Helen Nissenbaum (2:50)
I do think it's misguided and I hope you'll forgive me, because to explain why, I need to talk a little bit about the theory of contextual integrity. There are two common views on privacy. One is that privacy is akin to secrecy. So you have more privacy if the data is withheld and kept secret. And you'll often see that concept of privacy at play in computer science material, even though it's not completely explicated as such. And there's the view of privacy as control over information about yourself. Now, contextual integrity, it partly absorbs those two intuitions, but mainly the starting position is that data flows, and often flow of data is very productive, and we need it, society needs it, different values needed, like health or commerce and so on. So the important aspect of privacy that contextual integrity tries to grab onto is the idea of appropriate flow. So what we mean by appropriate flow, according to this theory, is flow that is constrained by certain contextual norms.
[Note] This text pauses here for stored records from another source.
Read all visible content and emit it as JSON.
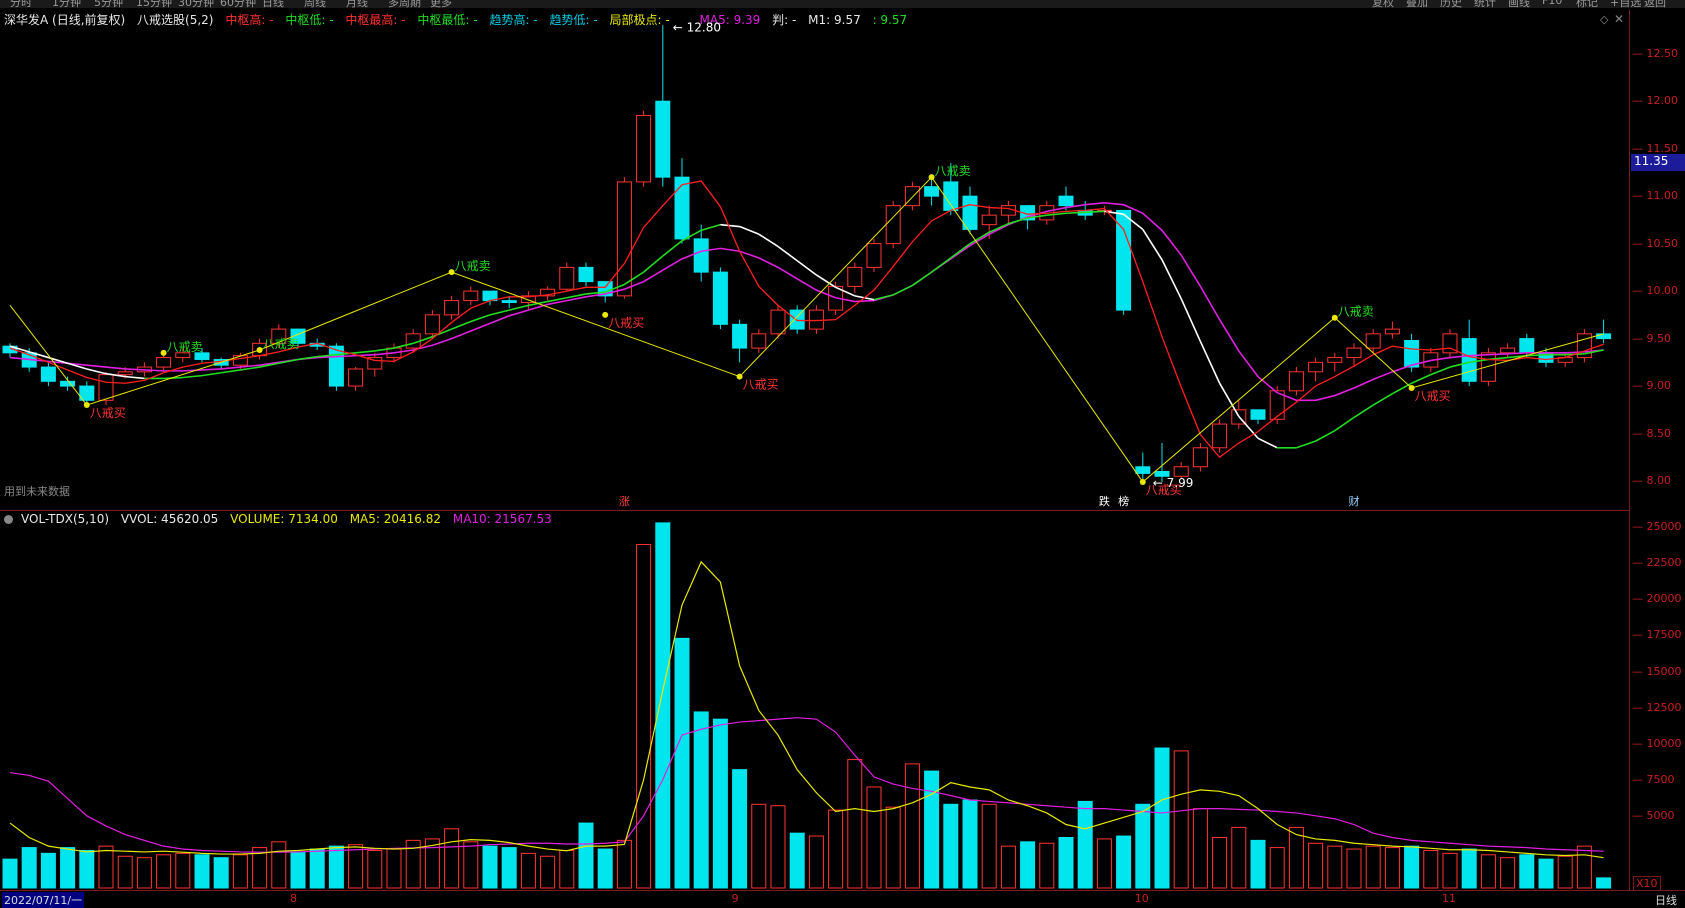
{
  "toolbar_left": [
    "分时",
    "1分钟",
    "5分钟",
    "15分钟",
    "30分钟",
    "60分钟",
    "日线",
    "周线",
    "月线",
    "多周期",
    "更多"
  ],
  "toolbar_right": [
    "复权",
    "叠加",
    "历史",
    "统计",
    "画线",
    "F10",
    "标记",
    "+自选",
    "返回"
  ],
  "header": {
    "stock": "深华发A (日线,前复权)",
    "indicator": "八戒选股(5,2)",
    "zg_high": "中枢高: -",
    "zg_low": "中枢低: -",
    "zg_max": "中枢最高: -",
    "zg_min": "中枢最低: -",
    "trend_high": "趋势高: -",
    "trend_low": "趋势低: -",
    "local_pt": "局部极点: -",
    "ma5": "MA5: 9.39",
    "judge": "判: -",
    "m1": "M1: 9.57",
    "m1b": ": 9.57"
  },
  "vol_header": {
    "name": "VOL-TDX(5,10)",
    "vvol": "VVOL: 45620.05",
    "volume": "VOLUME: 7134.00",
    "ma5": "MA5: 20416.82",
    "ma10": "MA10: 21567.53"
  },
  "future_note": "用到未来数据",
  "current_price_tag": "11.35",
  "x10_label": "X10",
  "period_label": "日线",
  "start_date": "2022/07/11/一",
  "months": [
    {
      "label": "8",
      "i": 15
    },
    {
      "label": "9",
      "i": 38
    },
    {
      "label": "10",
      "i": 59
    },
    {
      "label": "11",
      "i": 75
    }
  ],
  "events": [
    {
      "label": "涨",
      "i": 32
    },
    {
      "label": "跌",
      "i": 57
    },
    {
      "label": "榜",
      "i": 58
    },
    {
      "label": "财",
      "i": 70
    }
  ],
  "signal_labels": {
    "sell": "八戒卖",
    "buy": "八戒买"
  },
  "peak_high_label": "12.80",
  "trough_low_label": "7.99",
  "colors": {
    "up": "#ff3333",
    "down": "#00e5ee",
    "ma5": "#ff2020",
    "m1_white": "#ffffff",
    "m1_green": "#22dd22",
    "magenta": "#e020e0",
    "yellow": "#e8e800",
    "axis": "#c82020"
  },
  "chart_data": [
    {
      "type": "candlestick",
      "ylim": [
        7.8,
        12.75
      ],
      "yticks": [
        8.0,
        8.5,
        9.0,
        9.5,
        10.0,
        10.5,
        11.0,
        11.5,
        12.0,
        12.5
      ],
      "ohlc": [
        [
          9.42,
          9.45,
          9.3,
          9.35
        ],
        [
          9.35,
          9.4,
          9.15,
          9.2
        ],
        [
          9.2,
          9.25,
          9.0,
          9.05
        ],
        [
          9.05,
          9.1,
          8.95,
          9.0
        ],
        [
          9.0,
          9.05,
          8.8,
          8.85
        ],
        [
          8.85,
          9.15,
          8.8,
          9.12
        ],
        [
          9.12,
          9.2,
          9.08,
          9.15
        ],
        [
          9.15,
          9.25,
          9.1,
          9.2
        ],
        [
          9.2,
          9.35,
          9.15,
          9.3
        ],
        [
          9.3,
          9.4,
          9.25,
          9.35
        ],
        [
          9.35,
          9.4,
          9.25,
          9.28
        ],
        [
          9.28,
          9.3,
          9.18,
          9.22
        ],
        [
          9.22,
          9.35,
          9.18,
          9.32
        ],
        [
          9.32,
          9.5,
          9.28,
          9.45
        ],
        [
          9.45,
          9.65,
          9.4,
          9.6
        ],
        [
          9.6,
          9.55,
          9.4,
          9.45
        ],
        [
          9.45,
          9.5,
          9.38,
          9.42
        ],
        [
          9.42,
          9.45,
          8.95,
          9.0
        ],
        [
          9.0,
          9.2,
          8.95,
          9.18
        ],
        [
          9.18,
          9.35,
          9.1,
          9.3
        ],
        [
          9.3,
          9.45,
          9.25,
          9.4
        ],
        [
          9.4,
          9.6,
          9.35,
          9.55
        ],
        [
          9.55,
          9.8,
          9.5,
          9.75
        ],
        [
          9.75,
          9.95,
          9.7,
          9.9
        ],
        [
          9.9,
          10.05,
          9.85,
          10.0
        ],
        [
          10.0,
          9.98,
          9.85,
          9.9
        ],
        [
          9.9,
          9.95,
          9.82,
          9.88
        ],
        [
          9.88,
          10.0,
          9.8,
          9.95
        ],
        [
          9.95,
          10.05,
          9.9,
          10.02
        ],
        [
          10.02,
          10.3,
          10.0,
          10.25
        ],
        [
          10.25,
          10.3,
          10.05,
          10.1
        ],
        [
          10.1,
          10.05,
          9.88,
          9.95
        ],
        [
          9.95,
          11.2,
          9.92,
          11.15
        ],
        [
          11.15,
          11.9,
          11.1,
          11.85
        ],
        [
          12.0,
          12.8,
          11.1,
          11.2
        ],
        [
          11.2,
          11.4,
          10.5,
          10.55
        ],
        [
          10.55,
          10.7,
          10.1,
          10.2
        ],
        [
          10.2,
          10.25,
          9.6,
          9.65
        ],
        [
          9.65,
          9.7,
          9.25,
          9.4
        ],
        [
          9.4,
          9.6,
          9.35,
          9.55
        ],
        [
          9.55,
          9.85,
          9.5,
          9.8
        ],
        [
          9.8,
          9.85,
          9.55,
          9.6
        ],
        [
          9.6,
          9.85,
          9.55,
          9.8
        ],
        [
          9.8,
          10.1,
          9.75,
          10.05
        ],
        [
          10.05,
          10.3,
          9.98,
          10.25
        ],
        [
          10.25,
          10.55,
          10.2,
          10.5
        ],
        [
          10.5,
          10.95,
          10.45,
          10.9
        ],
        [
          10.9,
          11.15,
          10.85,
          11.1
        ],
        [
          11.1,
          11.2,
          10.9,
          11.0
        ],
        [
          11.15,
          11.35,
          10.8,
          10.85
        ],
        [
          11.0,
          11.1,
          10.6,
          10.65
        ],
        [
          10.7,
          10.9,
          10.55,
          10.8
        ],
        [
          10.8,
          10.95,
          10.7,
          10.9
        ],
        [
          10.9,
          10.85,
          10.65,
          10.75
        ],
        [
          10.75,
          10.95,
          10.7,
          10.9
        ],
        [
          11.0,
          11.1,
          10.85,
          10.9
        ],
        [
          10.85,
          10.95,
          10.75,
          10.8
        ],
        [
          10.85,
          10.9,
          10.8,
          10.85
        ],
        [
          10.85,
          10.7,
          9.75,
          9.8
        ],
        [
          8.15,
          8.3,
          7.99,
          8.08
        ],
        [
          8.1,
          8.4,
          7.99,
          8.05
        ],
        [
          8.05,
          8.2,
          8.02,
          8.15
        ],
        [
          8.15,
          8.4,
          8.1,
          8.35
        ],
        [
          8.35,
          8.65,
          8.3,
          8.6
        ],
        [
          8.6,
          8.85,
          8.55,
          8.75
        ],
        [
          8.75,
          8.72,
          8.6,
          8.65
        ],
        [
          8.65,
          9.0,
          8.6,
          8.95
        ],
        [
          8.95,
          9.2,
          8.9,
          9.15
        ],
        [
          9.15,
          9.3,
          9.05,
          9.25
        ],
        [
          9.25,
          9.35,
          9.15,
          9.3
        ],
        [
          9.3,
          9.45,
          9.2,
          9.4
        ],
        [
          9.4,
          9.6,
          9.35,
          9.55
        ],
        [
          9.55,
          9.68,
          9.5,
          9.6
        ],
        [
          9.48,
          9.55,
          9.15,
          9.2
        ],
        [
          9.2,
          9.4,
          9.15,
          9.35
        ],
        [
          9.35,
          9.6,
          9.3,
          9.55
        ],
        [
          9.5,
          9.7,
          9.0,
          9.05
        ],
        [
          9.05,
          9.4,
          9.0,
          9.35
        ],
        [
          9.35,
          9.45,
          9.3,
          9.4
        ],
        [
          9.5,
          9.55,
          9.3,
          9.35
        ],
        [
          9.35,
          9.4,
          9.2,
          9.25
        ],
        [
          9.25,
          9.35,
          9.2,
          9.3
        ],
        [
          9.3,
          9.6,
          9.25,
          9.55
        ],
        [
          9.55,
          9.7,
          9.45,
          9.5
        ]
      ],
      "ma5": [
        9.4,
        9.33,
        9.25,
        9.17,
        9.09,
        9.04,
        9.03,
        9.06,
        9.14,
        9.2,
        9.24,
        9.26,
        9.29,
        9.32,
        9.36,
        9.41,
        9.45,
        9.38,
        9.33,
        9.27,
        9.26,
        9.36,
        9.5,
        9.67,
        9.82,
        9.9,
        9.94,
        9.94,
        9.96,
        10.0,
        10.04,
        10.04,
        10.29,
        10.67,
        10.9,
        11.12,
        11.16,
        10.89,
        10.42,
        10.05,
        9.85,
        9.69,
        9.69,
        9.7,
        9.85,
        10.01,
        10.26,
        10.52,
        10.74,
        10.85,
        10.91,
        10.88,
        10.87,
        10.81,
        10.82,
        10.84,
        10.85,
        10.87,
        10.65,
        10.1,
        9.52,
        8.99,
        8.49,
        8.25,
        8.4,
        8.52,
        8.68,
        8.83,
        9.0,
        9.1,
        9.21,
        9.33,
        9.42,
        9.39,
        9.38,
        9.4,
        9.31,
        9.28,
        9.27,
        9.3,
        9.28,
        9.3,
        9.37,
        9.44
      ],
      "m1": [
        9.42,
        9.36,
        9.3,
        9.24,
        9.18,
        9.13,
        9.1,
        9.08,
        9.08,
        9.09,
        9.11,
        9.14,
        9.17,
        9.2,
        9.24,
        9.28,
        9.31,
        9.33,
        9.35,
        9.37,
        9.4,
        9.45,
        9.52,
        9.6,
        9.68,
        9.75,
        9.8,
        9.85,
        9.89,
        9.93,
        9.97,
        9.99,
        10.07,
        10.2,
        10.37,
        10.53,
        10.64,
        10.7,
        10.68,
        10.6,
        10.47,
        10.32,
        10.17,
        10.04,
        9.95,
        9.91,
        9.96,
        10.06,
        10.2,
        10.35,
        10.5,
        10.62,
        10.71,
        10.77,
        10.8,
        10.82,
        10.83,
        10.84,
        10.81,
        10.65,
        10.33,
        9.92,
        9.47,
        9.03,
        8.68,
        8.45,
        8.35,
        8.35,
        8.42,
        8.53,
        8.67,
        8.8,
        8.92,
        9.03,
        9.12,
        9.2,
        9.25,
        9.28,
        9.3,
        9.32,
        9.33,
        9.33,
        9.34,
        9.38
      ],
      "ma_long": [
        9.3,
        9.28,
        9.26,
        9.24,
        9.22,
        9.2,
        9.18,
        9.17,
        9.16,
        9.16,
        9.17,
        9.18,
        9.2,
        9.22,
        9.25,
        9.28,
        9.3,
        9.31,
        9.32,
        9.33,
        9.35,
        9.38,
        9.43,
        9.5,
        9.58,
        9.66,
        9.74,
        9.8,
        9.86,
        9.9,
        9.94,
        9.97,
        10.02,
        10.1,
        10.22,
        10.34,
        10.42,
        10.45,
        10.42,
        10.35,
        10.25,
        10.13,
        10.01,
        9.93,
        9.89,
        9.9,
        9.96,
        10.06,
        10.2,
        10.34,
        10.48,
        10.6,
        10.7,
        10.78,
        10.84,
        10.88,
        10.91,
        10.93,
        10.91,
        10.82,
        10.64,
        10.38,
        10.05,
        9.7,
        9.37,
        9.1,
        8.93,
        8.85,
        8.85,
        8.9,
        8.98,
        9.07,
        9.15,
        9.22,
        9.27,
        9.3,
        9.32,
        9.33,
        9.34,
        9.35,
        9.35,
        9.35,
        9.36,
        9.38
      ],
      "zigzag": [
        [
          0,
          9.85
        ],
        [
          4,
          8.8
        ],
        [
          13,
          9.38
        ],
        [
          23,
          10.2
        ],
        [
          38,
          9.1
        ],
        [
          48,
          11.2
        ],
        [
          59,
          7.99
        ],
        [
          69,
          9.72
        ],
        [
          73,
          8.98
        ],
        [
          83,
          9.55
        ]
      ],
      "sell_signals": [
        [
          13,
          9.38
        ],
        [
          8,
          9.35
        ],
        [
          23,
          10.2
        ],
        [
          48,
          11.2
        ],
        [
          69,
          9.72
        ]
      ],
      "buy_signals": [
        [
          4,
          8.8
        ],
        [
          31,
          9.75
        ],
        [
          38,
          9.1
        ],
        [
          59,
          7.99
        ],
        [
          73,
          8.98
        ]
      ]
    },
    {
      "type": "bar",
      "ylim": [
        0,
        25500
      ],
      "yticks": [
        5000,
        7500,
        10000,
        12500,
        15000,
        17500,
        20000,
        22500,
        25000
      ],
      "volume": [
        2000,
        2800,
        2400,
        2800,
        2600,
        2900,
        2200,
        2100,
        2300,
        2400,
        2300,
        2100,
        2300,
        2800,
        3200,
        2500,
        2700,
        2900,
        3000,
        2600,
        2700,
        3300,
        3400,
        4100,
        3200,
        2900,
        2800,
        2400,
        2200,
        2600,
        4500,
        2700,
        3300,
        23800,
        25300,
        17300,
        12200,
        11700,
        8200,
        5800,
        5700,
        3800,
        3600,
        5400,
        8900,
        7000,
        5600,
        8600,
        8100,
        5800,
        6100,
        5800,
        2900,
        3200,
        3100,
        3500,
        6000,
        3400,
        3600,
        5800,
        9700,
        9500,
        5500,
        3500,
        4200,
        3300,
        2800,
        4200,
        3100,
        2900,
        2700,
        2900,
        2800,
        2900,
        2600,
        2400,
        2700,
        2300,
        2100,
        2300,
        2000,
        2200,
        2900,
        700
      ],
      "up_flags": [
        0,
        0,
        0,
        0,
        0,
        1,
        1,
        1,
        1,
        1,
        0,
        0,
        1,
        1,
        1,
        0,
        0,
        0,
        1,
        1,
        1,
        1,
        1,
        1,
        1,
        0,
        0,
        1,
        1,
        1,
        0,
        0,
        1,
        1,
        0,
        0,
        0,
        0,
        0,
        1,
        1,
        0,
        1,
        1,
        1,
        1,
        1,
        1,
        0,
        0,
        0,
        1,
        1,
        0,
        1,
        0,
        0,
        1,
        0,
        0,
        0,
        1,
        1,
        1,
        1,
        0,
        1,
        1,
        1,
        1,
        1,
        1,
        1,
        0,
        1,
        1,
        0,
        1,
        1,
        0,
        0,
        1,
        1,
        0
      ],
      "ma5": [
        4500,
        3500,
        2900,
        2700,
        2500,
        2600,
        2550,
        2500,
        2550,
        2480,
        2400,
        2350,
        2350,
        2400,
        2550,
        2600,
        2700,
        2800,
        2850,
        2750,
        2700,
        2750,
        2950,
        3200,
        3350,
        3300,
        3150,
        2900,
        2700,
        2580,
        2900,
        2900,
        3020,
        7500,
        13700,
        19600,
        22600,
        21200,
        15400,
        12300,
        10600,
        8200,
        6600,
        5300,
        5500,
        5300,
        5500,
        5900,
        6500,
        7300,
        7000,
        6800,
        6100,
        5700,
        5200,
        4400,
        4100,
        4500,
        4900,
        5300,
        6100,
        6500,
        6800,
        6700,
        6400,
        5500,
        4400,
        3700,
        3400,
        3300,
        3100,
        3000,
        2900,
        2850,
        2750,
        2650,
        2650,
        2600,
        2500,
        2400,
        2300,
        2250,
        2300,
        2100
      ],
      "ma10": [
        8000,
        7800,
        7400,
        6200,
        5000,
        4300,
        3700,
        3300,
        2900,
        2700,
        2600,
        2550,
        2500,
        2480,
        2480,
        2500,
        2550,
        2600,
        2650,
        2700,
        2750,
        2780,
        2800,
        2850,
        2900,
        3000,
        3050,
        3100,
        3100,
        3050,
        3050,
        3100,
        3200,
        5000,
        7500,
        10600,
        11000,
        11300,
        11500,
        11600,
        11700,
        11800,
        11700,
        10800,
        9200,
        7700,
        7200,
        6900,
        6700,
        6400,
        6100,
        6000,
        5900,
        5800,
        5700,
        5600,
        5500,
        5500,
        5400,
        5300,
        5200,
        5350,
        5500,
        5500,
        5450,
        5400,
        5300,
        5200,
        5000,
        4800,
        4400,
        3800,
        3500,
        3300,
        3200,
        3100,
        3000,
        2900,
        2850,
        2800,
        2700,
        2650,
        2600,
        2550
      ]
    }
  ]
}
They're like social norms or social rules. And those rules depend on various, what I call parameters. But you can say factors. One of the factors is the recipient of the data. So who's getting the data? Like, who's sharing it, who's it about, what kind of data it is, and under what constraints is the data being shared. Now, sometimes a recipient of the data, which we can think about as the first party recipient of the data, could be a problematic recipient. So, for example, if you're commonly, we hear these kinds of examples, you're law enforcement and you're surveilling a population and you're placing people under, you know, there's facial recognition and so on, that is not considered acceptable in a democratic society, then even the first party can be considered problematic. So it really depends on these other factors to determine whether first party or third party. Now, as a matter of fact, it's often the case that when we are sharing information with first parties, we're doing it in a very conscious way. And so as a matter of fact, if you look at the cases of first parties and third parties, we often find that first parties are more acceptable in receiving information about us. But there's nothing required in that.